The use of personification in literature includes some of the earliest surviving literary works. The fables of Aesop, dating to at least 400 B.C., were famous for giving human motives and failings to animals and natural forces such as the wind and the sun. Ancient cultures often regarded natural forces in similar fashion, and this carried over into, for example, myths and legends of the Greek gods. The Greek writer Homer turned this belief into a literary device, employing personification in his epic poems The Iliad and The Odyssey. The latter poem opens with a prayer to the Muses; these Greek goddesses were the personifications of art forms such as poetry and dance.
Writers sometimes use personification in literature to express an idea. In his 19th-century poem “Ode on a Grecian Urn,” John Keats briefly compares the urn of the title to a human historian. He does not maintain this metaphor in other lines of the poem; it is just a way to convey how the urn brings the knowledge and art of antiquity into modern times. In other verses, Keats compares the urn to a child and a virgin bride. He uses these descriptions because readers of his time would associate them with innocence and unspoiled beauty, qualities he wishes to assign to the Grecian vase.
The 20th-century poem “Rhapsody on a Winter Night” by T.S. Eliot is perhaps one of the best-known examples of personification in literature. Eliot assigns human qualities to a street lamp, which then narrates the rest of the poem. The lamp describes the moon overhead as an old woman, alone in the night with her fading memory and a few treasured objects. In the 1980s, composer Andrew Lloyd Webber adapted the poem into the hit song “Memory” from his musical Cats, introducing a new generation to Eliot’s words.
Modern writers continue to use personification in literature, sometimes in unusual ways.

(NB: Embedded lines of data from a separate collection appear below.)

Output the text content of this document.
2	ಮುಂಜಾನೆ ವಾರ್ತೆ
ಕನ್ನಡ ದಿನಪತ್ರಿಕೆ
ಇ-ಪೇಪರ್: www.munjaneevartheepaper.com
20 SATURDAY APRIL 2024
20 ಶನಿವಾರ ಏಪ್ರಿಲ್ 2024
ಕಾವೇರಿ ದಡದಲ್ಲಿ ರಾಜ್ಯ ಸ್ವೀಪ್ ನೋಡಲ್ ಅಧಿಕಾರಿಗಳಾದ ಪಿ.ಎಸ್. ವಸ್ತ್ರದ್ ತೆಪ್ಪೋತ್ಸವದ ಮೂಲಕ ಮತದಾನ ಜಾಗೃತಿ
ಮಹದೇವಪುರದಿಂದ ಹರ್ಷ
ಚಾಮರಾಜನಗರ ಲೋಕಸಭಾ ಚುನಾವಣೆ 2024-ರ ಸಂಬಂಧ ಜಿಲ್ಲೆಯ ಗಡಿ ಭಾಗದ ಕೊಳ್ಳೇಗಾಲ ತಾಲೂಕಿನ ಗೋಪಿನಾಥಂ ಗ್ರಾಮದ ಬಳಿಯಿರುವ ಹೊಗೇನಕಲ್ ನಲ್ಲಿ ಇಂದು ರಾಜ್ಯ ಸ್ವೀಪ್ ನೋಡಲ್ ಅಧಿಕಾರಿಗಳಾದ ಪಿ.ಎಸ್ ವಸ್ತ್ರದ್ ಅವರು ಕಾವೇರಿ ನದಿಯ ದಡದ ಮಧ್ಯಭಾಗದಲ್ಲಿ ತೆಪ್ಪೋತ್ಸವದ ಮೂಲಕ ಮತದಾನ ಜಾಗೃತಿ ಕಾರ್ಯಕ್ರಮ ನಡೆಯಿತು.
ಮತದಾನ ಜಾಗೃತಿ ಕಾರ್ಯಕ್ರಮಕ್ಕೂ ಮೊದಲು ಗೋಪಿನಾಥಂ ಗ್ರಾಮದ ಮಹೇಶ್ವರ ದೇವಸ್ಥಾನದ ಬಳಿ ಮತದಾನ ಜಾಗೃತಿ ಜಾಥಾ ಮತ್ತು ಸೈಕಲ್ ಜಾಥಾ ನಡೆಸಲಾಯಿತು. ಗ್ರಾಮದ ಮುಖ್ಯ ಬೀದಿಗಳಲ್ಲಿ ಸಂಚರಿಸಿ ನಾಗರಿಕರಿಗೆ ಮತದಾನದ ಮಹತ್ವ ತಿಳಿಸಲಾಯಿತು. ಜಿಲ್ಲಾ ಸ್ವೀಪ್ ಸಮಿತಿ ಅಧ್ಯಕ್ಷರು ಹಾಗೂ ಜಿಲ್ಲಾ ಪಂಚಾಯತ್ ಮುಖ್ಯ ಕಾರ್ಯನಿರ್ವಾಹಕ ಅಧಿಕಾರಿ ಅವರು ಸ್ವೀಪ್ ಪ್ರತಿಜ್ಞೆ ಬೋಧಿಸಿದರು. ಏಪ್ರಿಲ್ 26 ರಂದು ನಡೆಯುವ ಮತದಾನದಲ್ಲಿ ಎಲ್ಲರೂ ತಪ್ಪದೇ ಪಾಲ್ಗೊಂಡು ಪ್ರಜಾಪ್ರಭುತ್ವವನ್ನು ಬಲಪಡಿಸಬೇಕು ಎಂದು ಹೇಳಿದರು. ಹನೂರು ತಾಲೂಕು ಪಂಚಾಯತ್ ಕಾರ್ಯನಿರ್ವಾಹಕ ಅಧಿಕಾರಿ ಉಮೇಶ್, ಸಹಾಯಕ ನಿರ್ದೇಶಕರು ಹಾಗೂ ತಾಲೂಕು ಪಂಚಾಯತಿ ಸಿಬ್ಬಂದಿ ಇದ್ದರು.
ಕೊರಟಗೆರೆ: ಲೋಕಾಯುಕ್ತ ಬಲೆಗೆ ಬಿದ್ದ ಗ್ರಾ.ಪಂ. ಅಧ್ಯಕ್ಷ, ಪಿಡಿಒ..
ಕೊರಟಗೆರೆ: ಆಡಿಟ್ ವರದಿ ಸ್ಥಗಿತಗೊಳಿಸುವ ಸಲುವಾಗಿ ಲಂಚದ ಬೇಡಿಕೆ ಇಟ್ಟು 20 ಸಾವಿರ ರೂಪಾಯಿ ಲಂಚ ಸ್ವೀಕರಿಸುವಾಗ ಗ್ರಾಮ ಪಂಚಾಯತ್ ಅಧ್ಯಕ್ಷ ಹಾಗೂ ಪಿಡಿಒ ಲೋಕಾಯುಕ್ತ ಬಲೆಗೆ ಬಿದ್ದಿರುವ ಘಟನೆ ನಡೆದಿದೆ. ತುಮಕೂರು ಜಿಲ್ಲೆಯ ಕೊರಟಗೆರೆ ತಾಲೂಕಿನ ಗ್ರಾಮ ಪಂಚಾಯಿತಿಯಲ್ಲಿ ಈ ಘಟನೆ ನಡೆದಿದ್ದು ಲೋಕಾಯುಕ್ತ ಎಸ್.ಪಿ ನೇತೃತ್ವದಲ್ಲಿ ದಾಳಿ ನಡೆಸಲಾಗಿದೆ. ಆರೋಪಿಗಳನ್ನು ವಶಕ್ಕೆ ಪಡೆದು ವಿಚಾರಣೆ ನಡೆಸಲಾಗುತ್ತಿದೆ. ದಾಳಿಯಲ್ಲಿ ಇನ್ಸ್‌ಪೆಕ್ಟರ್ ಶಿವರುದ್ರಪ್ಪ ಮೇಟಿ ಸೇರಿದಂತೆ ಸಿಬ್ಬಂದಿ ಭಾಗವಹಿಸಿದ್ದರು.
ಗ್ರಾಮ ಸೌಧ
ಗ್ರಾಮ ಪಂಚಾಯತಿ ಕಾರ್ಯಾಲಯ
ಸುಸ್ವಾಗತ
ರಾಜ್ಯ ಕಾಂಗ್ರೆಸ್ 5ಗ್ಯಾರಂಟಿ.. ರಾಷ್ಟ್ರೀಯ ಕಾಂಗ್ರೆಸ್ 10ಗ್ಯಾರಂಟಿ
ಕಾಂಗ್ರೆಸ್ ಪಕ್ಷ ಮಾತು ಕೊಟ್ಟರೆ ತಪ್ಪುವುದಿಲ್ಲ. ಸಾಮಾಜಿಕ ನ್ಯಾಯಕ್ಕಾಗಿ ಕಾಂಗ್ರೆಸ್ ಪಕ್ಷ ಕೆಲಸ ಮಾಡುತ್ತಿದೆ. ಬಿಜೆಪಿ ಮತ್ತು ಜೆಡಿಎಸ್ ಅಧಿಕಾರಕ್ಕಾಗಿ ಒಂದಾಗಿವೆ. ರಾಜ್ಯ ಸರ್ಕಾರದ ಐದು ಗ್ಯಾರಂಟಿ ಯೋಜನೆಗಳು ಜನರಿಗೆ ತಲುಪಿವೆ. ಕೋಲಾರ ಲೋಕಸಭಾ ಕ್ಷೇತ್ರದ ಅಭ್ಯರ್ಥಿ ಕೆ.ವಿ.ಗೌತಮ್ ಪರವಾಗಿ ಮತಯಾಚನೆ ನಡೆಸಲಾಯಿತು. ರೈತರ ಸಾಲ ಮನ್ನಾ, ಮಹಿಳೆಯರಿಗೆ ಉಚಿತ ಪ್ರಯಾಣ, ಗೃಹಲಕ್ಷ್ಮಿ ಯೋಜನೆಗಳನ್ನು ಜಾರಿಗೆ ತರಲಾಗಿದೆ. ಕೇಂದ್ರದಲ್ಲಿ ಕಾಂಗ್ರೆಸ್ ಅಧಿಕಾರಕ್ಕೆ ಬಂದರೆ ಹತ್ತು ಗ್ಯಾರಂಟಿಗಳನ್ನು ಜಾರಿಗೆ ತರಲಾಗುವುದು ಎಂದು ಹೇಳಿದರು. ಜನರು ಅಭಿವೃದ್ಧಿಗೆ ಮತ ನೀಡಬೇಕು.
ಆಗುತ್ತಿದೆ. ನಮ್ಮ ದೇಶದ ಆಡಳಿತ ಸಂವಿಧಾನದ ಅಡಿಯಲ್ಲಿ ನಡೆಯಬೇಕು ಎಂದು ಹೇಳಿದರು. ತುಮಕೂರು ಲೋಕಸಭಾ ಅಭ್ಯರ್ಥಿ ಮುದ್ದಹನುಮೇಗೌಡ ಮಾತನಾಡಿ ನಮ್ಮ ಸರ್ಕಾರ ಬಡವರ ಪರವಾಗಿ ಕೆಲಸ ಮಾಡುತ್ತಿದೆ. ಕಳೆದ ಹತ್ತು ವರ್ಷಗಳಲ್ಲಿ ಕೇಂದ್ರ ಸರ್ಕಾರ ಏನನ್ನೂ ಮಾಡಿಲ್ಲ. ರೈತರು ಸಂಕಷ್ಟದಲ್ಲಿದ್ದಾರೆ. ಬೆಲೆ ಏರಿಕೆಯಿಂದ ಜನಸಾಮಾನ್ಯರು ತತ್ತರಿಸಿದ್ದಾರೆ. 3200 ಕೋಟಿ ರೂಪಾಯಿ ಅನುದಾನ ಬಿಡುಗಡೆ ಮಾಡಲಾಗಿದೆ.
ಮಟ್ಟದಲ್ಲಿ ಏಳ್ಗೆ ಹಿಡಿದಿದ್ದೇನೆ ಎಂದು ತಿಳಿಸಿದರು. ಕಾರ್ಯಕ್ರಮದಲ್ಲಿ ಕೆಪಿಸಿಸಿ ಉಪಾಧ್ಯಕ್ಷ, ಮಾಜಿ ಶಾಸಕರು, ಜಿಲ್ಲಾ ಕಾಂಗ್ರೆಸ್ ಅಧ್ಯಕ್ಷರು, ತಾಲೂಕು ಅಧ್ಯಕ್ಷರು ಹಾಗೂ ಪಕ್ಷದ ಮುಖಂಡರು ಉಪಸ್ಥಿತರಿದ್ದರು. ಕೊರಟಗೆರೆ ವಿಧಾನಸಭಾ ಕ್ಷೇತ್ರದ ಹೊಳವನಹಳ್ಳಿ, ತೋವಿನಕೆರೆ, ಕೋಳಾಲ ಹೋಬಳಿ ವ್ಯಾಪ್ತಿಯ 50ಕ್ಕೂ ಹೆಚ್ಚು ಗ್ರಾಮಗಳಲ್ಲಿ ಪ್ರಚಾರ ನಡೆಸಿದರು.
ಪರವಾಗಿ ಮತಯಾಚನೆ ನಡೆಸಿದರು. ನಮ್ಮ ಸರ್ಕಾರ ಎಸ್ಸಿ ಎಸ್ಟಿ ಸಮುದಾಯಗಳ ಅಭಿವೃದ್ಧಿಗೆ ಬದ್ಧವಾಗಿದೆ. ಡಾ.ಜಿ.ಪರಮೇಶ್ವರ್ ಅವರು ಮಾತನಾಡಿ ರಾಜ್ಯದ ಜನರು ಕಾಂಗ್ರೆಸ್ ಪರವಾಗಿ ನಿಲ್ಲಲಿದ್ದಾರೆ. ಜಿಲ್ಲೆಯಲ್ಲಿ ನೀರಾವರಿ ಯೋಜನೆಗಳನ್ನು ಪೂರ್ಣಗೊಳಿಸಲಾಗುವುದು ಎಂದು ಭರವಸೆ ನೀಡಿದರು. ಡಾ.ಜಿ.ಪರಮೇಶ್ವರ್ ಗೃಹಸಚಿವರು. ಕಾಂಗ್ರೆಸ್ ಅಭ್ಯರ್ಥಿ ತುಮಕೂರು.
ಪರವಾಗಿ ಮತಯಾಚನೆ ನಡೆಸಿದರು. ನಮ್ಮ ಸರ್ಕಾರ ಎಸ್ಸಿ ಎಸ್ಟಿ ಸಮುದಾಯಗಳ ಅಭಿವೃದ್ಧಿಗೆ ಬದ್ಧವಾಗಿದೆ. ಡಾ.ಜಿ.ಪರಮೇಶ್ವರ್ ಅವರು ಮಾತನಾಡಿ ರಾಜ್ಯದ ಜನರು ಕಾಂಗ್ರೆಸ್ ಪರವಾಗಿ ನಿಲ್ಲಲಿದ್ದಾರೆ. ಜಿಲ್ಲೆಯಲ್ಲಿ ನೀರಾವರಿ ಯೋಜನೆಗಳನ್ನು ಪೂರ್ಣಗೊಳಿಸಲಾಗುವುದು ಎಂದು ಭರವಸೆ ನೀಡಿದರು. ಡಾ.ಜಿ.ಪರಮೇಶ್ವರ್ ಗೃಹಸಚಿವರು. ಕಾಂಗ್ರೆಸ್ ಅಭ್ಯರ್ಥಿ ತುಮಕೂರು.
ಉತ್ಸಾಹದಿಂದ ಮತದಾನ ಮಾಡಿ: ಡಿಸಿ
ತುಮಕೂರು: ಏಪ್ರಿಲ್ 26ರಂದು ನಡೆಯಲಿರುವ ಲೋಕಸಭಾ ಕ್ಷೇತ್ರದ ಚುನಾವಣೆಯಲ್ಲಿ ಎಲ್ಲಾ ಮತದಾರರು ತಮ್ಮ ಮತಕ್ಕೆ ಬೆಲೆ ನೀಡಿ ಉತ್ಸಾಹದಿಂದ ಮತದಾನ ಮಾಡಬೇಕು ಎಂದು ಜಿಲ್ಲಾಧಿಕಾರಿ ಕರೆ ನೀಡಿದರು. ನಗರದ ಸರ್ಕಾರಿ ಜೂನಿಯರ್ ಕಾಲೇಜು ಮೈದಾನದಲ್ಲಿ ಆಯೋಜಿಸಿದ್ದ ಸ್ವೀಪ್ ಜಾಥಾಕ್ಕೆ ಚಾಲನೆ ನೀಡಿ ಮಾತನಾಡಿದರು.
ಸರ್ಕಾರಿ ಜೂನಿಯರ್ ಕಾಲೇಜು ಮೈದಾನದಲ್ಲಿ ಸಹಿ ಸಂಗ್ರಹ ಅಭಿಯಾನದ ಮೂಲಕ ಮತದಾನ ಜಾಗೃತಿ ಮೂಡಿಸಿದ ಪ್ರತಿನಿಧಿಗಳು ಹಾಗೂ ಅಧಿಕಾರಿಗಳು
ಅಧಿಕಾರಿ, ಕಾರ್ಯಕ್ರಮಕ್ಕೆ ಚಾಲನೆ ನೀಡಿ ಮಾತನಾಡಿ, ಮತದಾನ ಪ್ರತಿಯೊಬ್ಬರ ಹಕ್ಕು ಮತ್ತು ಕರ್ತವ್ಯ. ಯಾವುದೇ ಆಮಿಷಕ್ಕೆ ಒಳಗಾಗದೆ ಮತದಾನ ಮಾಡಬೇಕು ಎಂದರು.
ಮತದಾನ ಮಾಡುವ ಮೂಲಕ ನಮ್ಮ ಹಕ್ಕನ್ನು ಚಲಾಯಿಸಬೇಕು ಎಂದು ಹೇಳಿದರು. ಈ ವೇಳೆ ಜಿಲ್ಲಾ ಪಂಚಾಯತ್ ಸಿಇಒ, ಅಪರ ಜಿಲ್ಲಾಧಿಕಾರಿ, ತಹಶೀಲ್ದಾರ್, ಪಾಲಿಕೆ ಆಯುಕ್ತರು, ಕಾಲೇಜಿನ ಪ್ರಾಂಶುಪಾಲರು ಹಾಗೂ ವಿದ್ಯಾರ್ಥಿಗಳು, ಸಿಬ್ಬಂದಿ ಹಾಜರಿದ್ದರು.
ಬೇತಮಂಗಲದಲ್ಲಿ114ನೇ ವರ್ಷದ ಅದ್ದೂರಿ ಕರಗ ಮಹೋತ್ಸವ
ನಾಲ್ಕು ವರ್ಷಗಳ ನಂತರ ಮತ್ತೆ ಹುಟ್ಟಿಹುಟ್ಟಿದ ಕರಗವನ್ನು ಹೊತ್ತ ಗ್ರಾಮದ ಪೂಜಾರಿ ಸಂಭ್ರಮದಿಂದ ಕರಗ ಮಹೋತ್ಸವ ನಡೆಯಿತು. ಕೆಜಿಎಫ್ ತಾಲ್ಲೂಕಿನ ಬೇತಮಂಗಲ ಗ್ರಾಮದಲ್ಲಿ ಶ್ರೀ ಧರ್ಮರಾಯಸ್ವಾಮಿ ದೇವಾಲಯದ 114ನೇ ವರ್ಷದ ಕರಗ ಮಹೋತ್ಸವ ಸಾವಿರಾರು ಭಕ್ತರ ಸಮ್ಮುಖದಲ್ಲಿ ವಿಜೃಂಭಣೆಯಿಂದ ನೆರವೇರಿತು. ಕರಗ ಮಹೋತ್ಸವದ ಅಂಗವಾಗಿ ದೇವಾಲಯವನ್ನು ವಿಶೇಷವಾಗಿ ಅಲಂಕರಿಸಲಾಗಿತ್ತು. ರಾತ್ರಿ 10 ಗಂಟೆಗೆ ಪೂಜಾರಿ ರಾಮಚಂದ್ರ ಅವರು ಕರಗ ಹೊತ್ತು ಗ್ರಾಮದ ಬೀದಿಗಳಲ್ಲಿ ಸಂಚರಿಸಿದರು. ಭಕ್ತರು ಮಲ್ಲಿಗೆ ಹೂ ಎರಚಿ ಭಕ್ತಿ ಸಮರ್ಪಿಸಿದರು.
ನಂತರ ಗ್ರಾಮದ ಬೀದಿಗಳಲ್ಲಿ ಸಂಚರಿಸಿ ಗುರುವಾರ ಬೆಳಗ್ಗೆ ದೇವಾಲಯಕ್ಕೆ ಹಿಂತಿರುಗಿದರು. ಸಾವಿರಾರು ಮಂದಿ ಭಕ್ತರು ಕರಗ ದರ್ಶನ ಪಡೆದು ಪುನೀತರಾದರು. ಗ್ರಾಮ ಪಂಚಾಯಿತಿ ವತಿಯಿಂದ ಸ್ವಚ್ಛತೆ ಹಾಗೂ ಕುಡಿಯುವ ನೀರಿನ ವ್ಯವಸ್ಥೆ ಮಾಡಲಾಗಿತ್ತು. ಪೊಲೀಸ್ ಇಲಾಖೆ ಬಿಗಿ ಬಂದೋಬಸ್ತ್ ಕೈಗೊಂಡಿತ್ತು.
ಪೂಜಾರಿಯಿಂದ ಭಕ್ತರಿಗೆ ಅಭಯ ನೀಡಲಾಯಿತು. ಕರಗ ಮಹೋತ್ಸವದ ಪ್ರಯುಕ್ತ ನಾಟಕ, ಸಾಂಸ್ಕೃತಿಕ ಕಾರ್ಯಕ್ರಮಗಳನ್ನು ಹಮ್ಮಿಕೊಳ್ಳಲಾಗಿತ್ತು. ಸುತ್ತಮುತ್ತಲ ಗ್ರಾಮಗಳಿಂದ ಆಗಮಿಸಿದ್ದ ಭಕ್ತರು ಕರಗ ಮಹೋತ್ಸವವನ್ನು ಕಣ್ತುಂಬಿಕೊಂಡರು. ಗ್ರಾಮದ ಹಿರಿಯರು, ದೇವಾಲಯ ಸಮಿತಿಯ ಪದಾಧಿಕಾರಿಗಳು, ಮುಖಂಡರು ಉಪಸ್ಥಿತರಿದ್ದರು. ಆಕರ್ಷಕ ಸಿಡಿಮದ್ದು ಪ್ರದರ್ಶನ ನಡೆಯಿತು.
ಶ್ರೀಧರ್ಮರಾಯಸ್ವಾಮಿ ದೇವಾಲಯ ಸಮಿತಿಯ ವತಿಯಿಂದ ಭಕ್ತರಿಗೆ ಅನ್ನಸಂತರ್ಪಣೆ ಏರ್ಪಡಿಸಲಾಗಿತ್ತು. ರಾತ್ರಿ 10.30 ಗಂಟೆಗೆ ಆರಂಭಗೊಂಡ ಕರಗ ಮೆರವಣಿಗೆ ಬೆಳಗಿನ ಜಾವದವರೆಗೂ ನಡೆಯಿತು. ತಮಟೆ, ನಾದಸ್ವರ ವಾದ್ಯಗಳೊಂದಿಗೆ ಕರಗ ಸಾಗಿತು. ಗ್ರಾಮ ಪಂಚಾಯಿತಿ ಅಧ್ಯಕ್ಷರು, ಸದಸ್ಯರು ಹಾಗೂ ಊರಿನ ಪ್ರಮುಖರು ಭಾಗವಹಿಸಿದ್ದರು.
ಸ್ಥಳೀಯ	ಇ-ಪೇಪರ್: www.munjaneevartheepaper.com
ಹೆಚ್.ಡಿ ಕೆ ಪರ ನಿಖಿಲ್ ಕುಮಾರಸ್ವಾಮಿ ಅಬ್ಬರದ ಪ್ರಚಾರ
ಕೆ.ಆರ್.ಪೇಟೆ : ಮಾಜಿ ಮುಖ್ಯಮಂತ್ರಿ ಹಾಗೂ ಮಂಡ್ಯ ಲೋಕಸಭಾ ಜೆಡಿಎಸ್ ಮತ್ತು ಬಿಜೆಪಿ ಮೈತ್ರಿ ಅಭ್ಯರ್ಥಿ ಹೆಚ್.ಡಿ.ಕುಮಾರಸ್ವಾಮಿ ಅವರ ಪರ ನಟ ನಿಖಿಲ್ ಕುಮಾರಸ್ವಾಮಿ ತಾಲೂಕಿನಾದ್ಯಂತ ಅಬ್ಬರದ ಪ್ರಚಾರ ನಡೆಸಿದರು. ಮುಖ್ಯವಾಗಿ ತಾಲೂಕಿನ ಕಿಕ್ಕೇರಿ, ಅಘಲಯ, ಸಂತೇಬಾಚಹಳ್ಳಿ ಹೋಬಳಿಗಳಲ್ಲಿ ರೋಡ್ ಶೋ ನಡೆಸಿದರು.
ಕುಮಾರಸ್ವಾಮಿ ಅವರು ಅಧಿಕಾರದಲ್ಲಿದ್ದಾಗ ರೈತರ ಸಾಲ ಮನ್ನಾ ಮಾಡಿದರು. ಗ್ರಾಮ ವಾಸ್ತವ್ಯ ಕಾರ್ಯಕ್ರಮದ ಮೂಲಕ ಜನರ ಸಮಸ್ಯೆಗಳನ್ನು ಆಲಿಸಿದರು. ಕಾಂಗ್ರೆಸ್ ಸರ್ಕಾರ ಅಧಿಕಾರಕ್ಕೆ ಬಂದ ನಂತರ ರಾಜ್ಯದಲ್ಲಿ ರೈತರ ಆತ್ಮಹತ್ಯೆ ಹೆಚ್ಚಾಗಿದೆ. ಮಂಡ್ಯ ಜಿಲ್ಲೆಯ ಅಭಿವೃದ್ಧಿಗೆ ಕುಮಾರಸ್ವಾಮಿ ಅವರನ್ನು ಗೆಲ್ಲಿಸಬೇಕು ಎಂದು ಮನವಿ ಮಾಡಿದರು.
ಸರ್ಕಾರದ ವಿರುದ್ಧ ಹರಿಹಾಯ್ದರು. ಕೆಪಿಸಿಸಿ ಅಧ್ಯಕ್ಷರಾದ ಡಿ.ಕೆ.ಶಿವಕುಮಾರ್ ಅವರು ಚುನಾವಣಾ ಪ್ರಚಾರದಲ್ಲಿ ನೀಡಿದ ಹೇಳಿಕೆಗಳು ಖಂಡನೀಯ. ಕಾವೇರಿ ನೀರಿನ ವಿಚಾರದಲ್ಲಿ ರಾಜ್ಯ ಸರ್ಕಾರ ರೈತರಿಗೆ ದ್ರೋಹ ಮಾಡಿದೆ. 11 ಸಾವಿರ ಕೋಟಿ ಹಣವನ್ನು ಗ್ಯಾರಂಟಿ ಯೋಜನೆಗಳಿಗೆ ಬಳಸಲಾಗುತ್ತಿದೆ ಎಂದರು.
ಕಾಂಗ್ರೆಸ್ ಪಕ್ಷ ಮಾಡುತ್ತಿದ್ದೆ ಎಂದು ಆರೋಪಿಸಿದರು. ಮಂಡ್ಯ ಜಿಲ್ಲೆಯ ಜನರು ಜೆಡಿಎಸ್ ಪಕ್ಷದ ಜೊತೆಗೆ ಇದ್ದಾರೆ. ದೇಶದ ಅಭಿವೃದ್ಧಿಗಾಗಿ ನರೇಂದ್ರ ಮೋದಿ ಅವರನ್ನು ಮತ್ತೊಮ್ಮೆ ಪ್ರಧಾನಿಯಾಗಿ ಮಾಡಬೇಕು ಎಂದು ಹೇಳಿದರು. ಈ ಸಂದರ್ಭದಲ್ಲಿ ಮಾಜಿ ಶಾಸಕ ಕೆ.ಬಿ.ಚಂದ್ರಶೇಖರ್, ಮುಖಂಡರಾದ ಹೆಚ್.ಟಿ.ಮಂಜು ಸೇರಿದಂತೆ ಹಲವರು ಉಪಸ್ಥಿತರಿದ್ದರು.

In his 1990 novel Skinny Legs and All, Tom Robbins provides human personalities and desires to a group of inanimate objects, including a spoon and a can of beans. Aside from being a classic example of Robbins’ quirky style, the trick allows Robbins to comment on human activity from the viewpoint of non-human objects. In the same decade, Neil Gaiman’s comic book The Sandman personified abstract human experiences, such as desire and madness, into central characters. The title character was the personification of human dreaming.